Currently there is no real stipulations surrounding fire risk-assessors, contractors, installers or designers who work on High Risk Residential Buildings over 18m.
As such, a plan has been drafted by the industry in response the industry- government joint venture targeting the aftermath of the Grenfell Tower disaster to increase the standard and skills of those who work on such buildings. The interim document- aptly named Raising the Bar- was produced and compiled by the CSG who represent a number of Construction sector organisations. It specifically asks for:
“The Fire Risk Assessment Competency Council (FRACC) should develop and introduce an enhanced level of competence for fire risk assessors undertaking work on HRRBs”.

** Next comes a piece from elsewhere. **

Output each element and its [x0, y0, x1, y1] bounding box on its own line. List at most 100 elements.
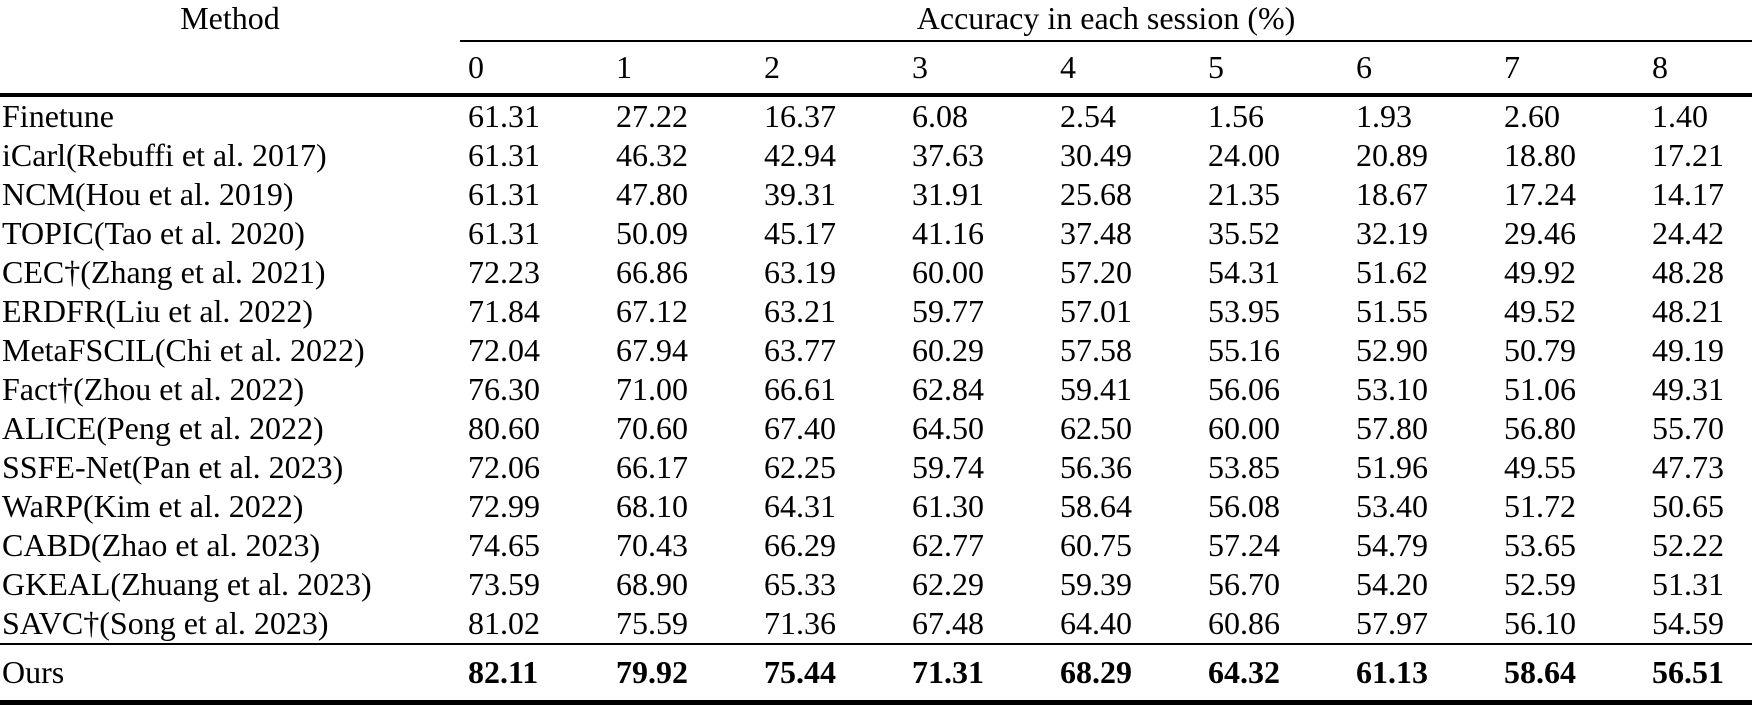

The idea is to create a rise in standards across all areas of the industry, as well as schemes passing three technical design ‘gateways’ that will be overviewed by a Safety Regulator for new buildings. This regulator in theory will then hold a register of individuals or firms who pass a particular standard, to act as principal designers, contractors and building safety co-ordinators. The raised expectations will also extend to other professionals such as site supervisors and fire engineers among many.
The report responds directly to issues and questions raised from Dame Judith Hackitt’s recommendations in Building a Safer Future, particularly regarding the methodology that should be used, and noting that whilst their interim is predominantly focused on HRRBs, it should be extended “with or without statutory mandate” in order to adequately assess buildings for fire and life safety.
Should the standard be raised across the board? This venture has the potential to raise the professional standards in building and design aspects too and could lead the way for other categories of buildings, with note to those blocks used for vulnerable people such as hospitals, schools and assisted living.
When a residential block in South West London burnt down in September this year, it carried a stark reminder that the mandate for all buildings may need to be reviewed. Provisions need to be made to ensure that fire safety in are blocks or buildings are kept within the scope of these proposals.
With this in mind, and talks of our fellow professionals, fire risk-assessors, among many others, may well need to up their skill set through further education and qualification in the Fire sector, in order to be deemed confident for the task and eligible for the register.